For the study, the researchers randomly assigned 58 women experiencing at least four moderate-to-severe hot flashes or night sweats daily to 15 weeks of resistance training or to a control group whose members did not change their physical activity. None of the study participants exercised regularly before the trial and none had used hormone therapy in the prior two months. 

The workout group’s regimen included three weekly 45-minute sessions, with six exercises on resistance machines and two using body weight. Women worked out with lighter weights for the first three weeks, then with progressively heavier loads. 

The exercise group averaged 7.5 hot flashes or night sweats a day at the beginning of the study, and after 15 weeks were having an average of 4.4 episodes a day. There was virtually no change in the control group participants, who went from 6.6 to 6.5 hot flashes daily. 

Menopausal women (or anyone) interested in starting resistance training should begin with lighter loads in the first week to avoid injury.
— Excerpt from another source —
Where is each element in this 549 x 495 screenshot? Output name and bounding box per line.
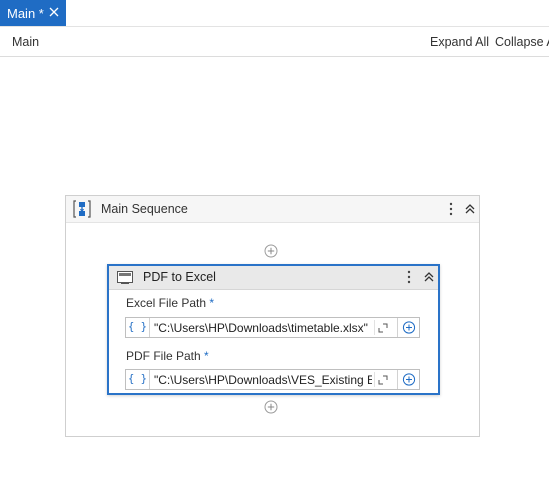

Get instruction so that you’re doing it right, and then don’t be afraid to push yourself and increase the load.

While exercise has shown mixed results for reducing hot flashes in symptomatic menopausal women, this new study of 15 weeks of resistance training showed a decrease in the frequency and severity of moderate and severe hot flashes among postmenopausal women.

Exercise has many other well-known benefits for postmenopausal women,  including decreased incidence of heart disease, bone loss and cancer.